Effect of membrane mechanics on AEM fuel cell performance

Abstract

Anion exchange membranes (AEMs) are membranes with positively charged functional groups that enable anion transport. AEMs can be used as a solid ion conductor in hydrogen fuel cells, which have the potential for providing clean energy in an alkaline environment at low operating temperatures and with non-precious metals. AEMs are also used in water filtration, including in the process of desalination. As more applications of AEMs are explored, especially in non-ideal operational conditions, it is important to understand how their performance depends on the specific properties of their environment. For example, physical properties, such as shear modulus, Young's modulus, and storage modulus, can be correlated with an increased barrier to ion conduction and peak power output.

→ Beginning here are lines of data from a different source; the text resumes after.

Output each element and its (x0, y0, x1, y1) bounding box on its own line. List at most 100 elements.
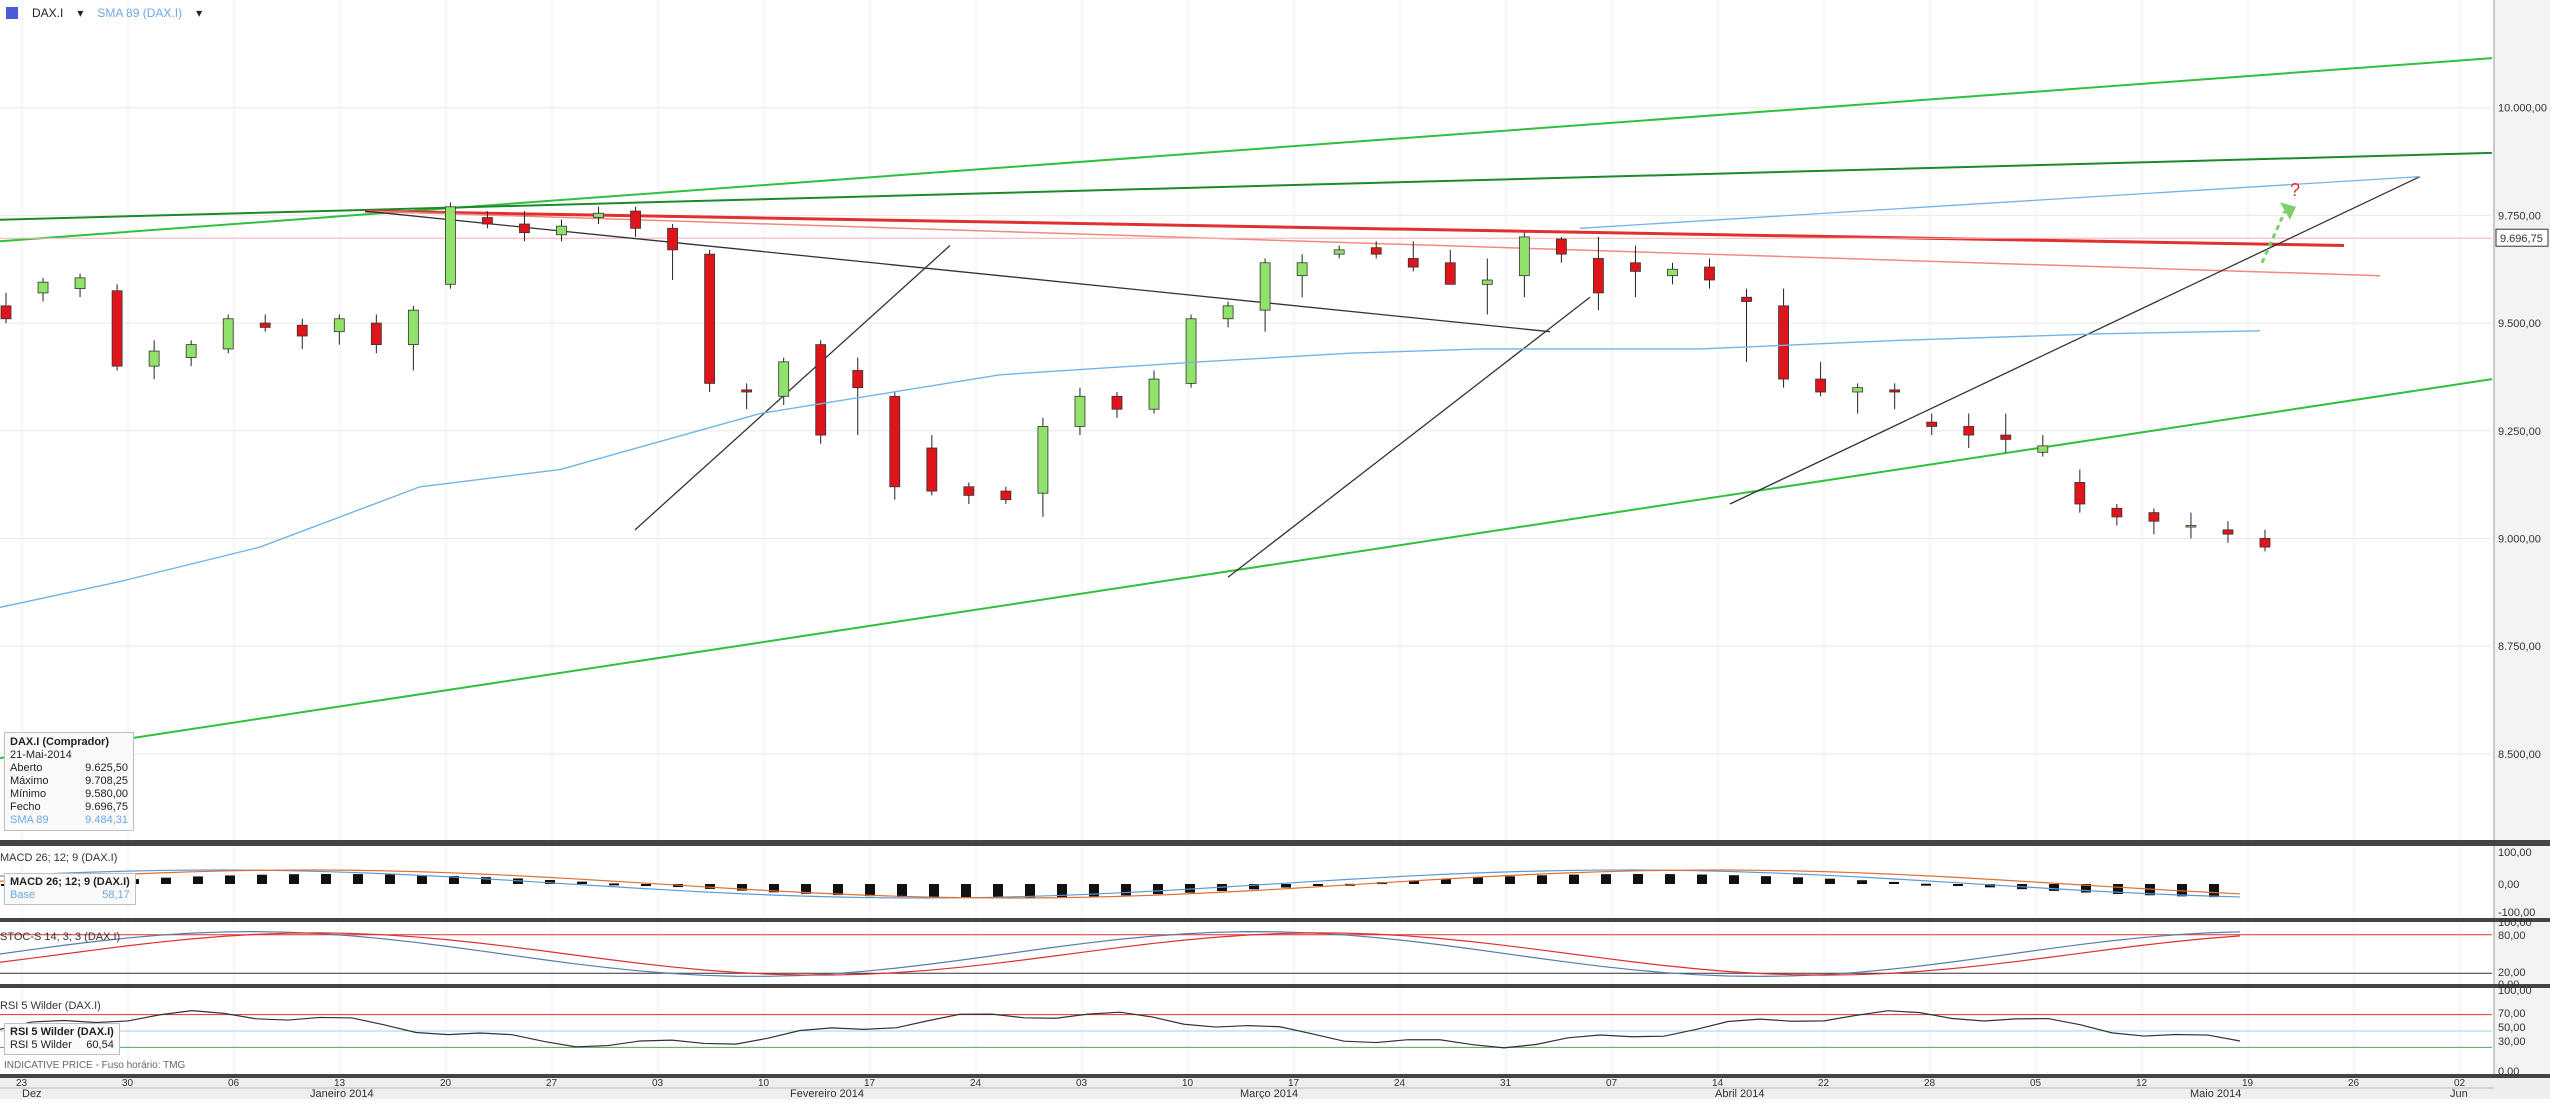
macd-histogram-bar (1729, 875, 1739, 884)
macd-histogram-bar (1569, 874, 1579, 884)
stoc-k-line (0, 931, 2241, 978)
candle-body (519, 223, 530, 234)
candle-body (1667, 268, 1678, 277)
macd-line (0, 869, 2241, 899)
candle-body (1555, 238, 1567, 255)
candle-bear (1778, 288, 1789, 388)
candle-bear (1000, 486, 1012, 504)
rsi-box-value: 60,54 (86, 1039, 114, 1051)
macd-axis-label: 0,00 (2498, 879, 2519, 891)
macd-histogram-bar (993, 884, 1003, 898)
macd-box-title: MACD 26; 12; 9 (DAX.I) (10, 876, 130, 888)
resistance-line-2 (364, 210, 2381, 277)
sma-89-line (0, 330, 2261, 609)
x-tick-label: 26 (2348, 1078, 2360, 1089)
y-tick-label: 8.500,00 (2498, 749, 2541, 761)
month-label: Dez (22, 1088, 42, 1099)
candle-bear (2074, 469, 2086, 513)
macd-histogram-bar (193, 876, 203, 884)
x-tick-label: 19 (2242, 1078, 2254, 1089)
panel-separator (0, 984, 2550, 988)
macd-histogram-bar (1121, 884, 1131, 896)
candle-body (1444, 262, 1456, 285)
candle-body (1296, 262, 1308, 277)
macd-histogram-bar (1089, 884, 1099, 897)
price-tooltip: DAX.I (Comprador) 21-Mai-2014 Aberto 9.62… (4, 732, 134, 831)
projection-arrow (2260, 210, 2287, 264)
macd-histogram-bar (929, 884, 939, 898)
candle-body (1889, 389, 1901, 393)
stoc-panel-label[interactable]: STOC-S 14; 3; 3 (DAX.I) (0, 931, 121, 943)
candle-bull (148, 340, 160, 380)
trend-line (1227, 296, 1591, 578)
symbol-label[interactable]: DAX.I (32, 6, 64, 20)
indicative-price-note: INDICATIVE PRICE - Fuso horário: TMG (4, 1060, 186, 1071)
macd-histogram-bar (1921, 883, 1931, 886)
candle-bull (407, 305, 419, 371)
x-tick-label: 30 (122, 1078, 134, 1089)
candle-bear (815, 340, 827, 444)
panel-separator (0, 840, 2550, 846)
month-label: Janeiro 2014 (310, 1088, 374, 1099)
macd-histogram-bar (289, 874, 299, 884)
macd-histogram-bar (385, 874, 395, 884)
tooltip-row-label: Aberto (10, 762, 43, 774)
x-tick-label: 24 (1394, 1078, 1406, 1089)
candle-bull (2037, 435, 2049, 457)
tooltip-row: Aberto 9.625,50 (10, 762, 128, 775)
rsi-axis-label: 0,00 (2498, 1066, 2519, 1078)
candle-body (1741, 296, 1752, 302)
candle-bull (1333, 245, 1345, 259)
tooltip-row-sma: SMA 89 9.484,31 (10, 814, 128, 827)
candle-body (1074, 395, 1086, 427)
candle-bear (2111, 504, 2123, 526)
macd-histogram-bar (417, 875, 427, 884)
rsi-axis-label: 70,00 (2498, 1008, 2526, 1020)
candle-bull (1296, 254, 1308, 298)
macd-histogram-bar (1825, 878, 1835, 884)
macd-histogram-bar (449, 875, 459, 884)
candle-bear (2259, 529, 2271, 552)
overlay-label[interactable]: SMA 89 (DAX.I) (97, 6, 183, 20)
candle-bear (370, 314, 382, 354)
candle-bear (889, 392, 901, 500)
candle-body (1000, 490, 1012, 501)
macd-panel-label[interactable]: MACD 26; 12; 9 (DAX.I) (0, 852, 118, 864)
candle-body (1148, 378, 1160, 410)
candle-bull (1481, 258, 1493, 315)
candle-body (222, 318, 234, 350)
candle-body (704, 253, 716, 384)
macd-histogram-bar (1281, 884, 1291, 888)
macd-axis-label: 100,00 (2498, 847, 2532, 859)
x-tick-label: 10 (758, 1078, 770, 1089)
candle-body (444, 206, 456, 285)
macd-histogram-bar (321, 874, 331, 884)
candle-bear (1444, 249, 1456, 285)
month-label: Março 2014 (1240, 1088, 1298, 1099)
panel-separator (0, 918, 2550, 922)
candle-body (2111, 507, 2123, 518)
y-tick-label: 9.250,00 (2498, 426, 2541, 438)
candle-body (926, 447, 938, 492)
candle-body (74, 277, 86, 290)
candle-body (1333, 249, 1345, 255)
candle-bear (926, 435, 938, 496)
macd-signal-line (0, 869, 2241, 899)
candle-body (1593, 258, 1604, 294)
candle-bear (1963, 413, 1975, 448)
candle-body (111, 290, 123, 367)
symbol-dropdown-chevron-icon[interactable]: ▾ (77, 6, 84, 20)
macd-histogram-bar (2081, 884, 2091, 893)
candle-body (1111, 395, 1123, 410)
stoc-axis-label: 20,00 (2498, 967, 2526, 979)
overlay-dropdown-chevron-icon[interactable]: ▾ (196, 6, 203, 20)
macd-info-box: MACD 26; 12; 9 (DAX.I) Base 58,17 (4, 873, 136, 905)
macd-histogram-bar (1889, 881, 1899, 884)
x-tick-label: 17 (1288, 1078, 1300, 1089)
rsi-panel-label[interactable]: RSI 5 Wilder (DAX.I) (0, 1000, 101, 1012)
price-axis (2494, 0, 2550, 1099)
projection-arrow-head (2280, 202, 2296, 220)
candle-bull (37, 277, 49, 302)
candle-body (296, 324, 308, 337)
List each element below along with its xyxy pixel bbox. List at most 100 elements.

This suggests that there is an optimum pH for performance because the alkaline solution interacts with the membranes to yield maximum flexibility that allows charges to flow through. In this study, meta-terphenyl fluoro-alkylene trimethylammonium (mTPN1-TMA) membranes and Sustainion membranes were incorporated in a membrane electrode assembly (MEA) operated at different flow rates: (a) 600 sccm on the anode and 1200 sccm on the cathode (b) 700 sccm on the anode and 1400 sccm on the cathode. The pH of the solution inside the MEA was measured, and the membranes’ relative surface modulus, Young's modulus, and storage modulus were measured by atomic force microscopy, Instron, and dynamic mechanical analysis, respectively. The modulus data suggest that the membrane stiffens at pH-9 and becomes more flexible at pH-10. Both mTPN1-TMA and sustainion membranes demonstrated higher power output at pH-10 suggesting that membrane flexibility is indeed necessary for ion conduction, without affecting durability. X-ray computed tomography (XCT) was performed on the cross-section of MEA to confirm the change in the thickness of the membrane owing to the different modulus at pH-9 and 10.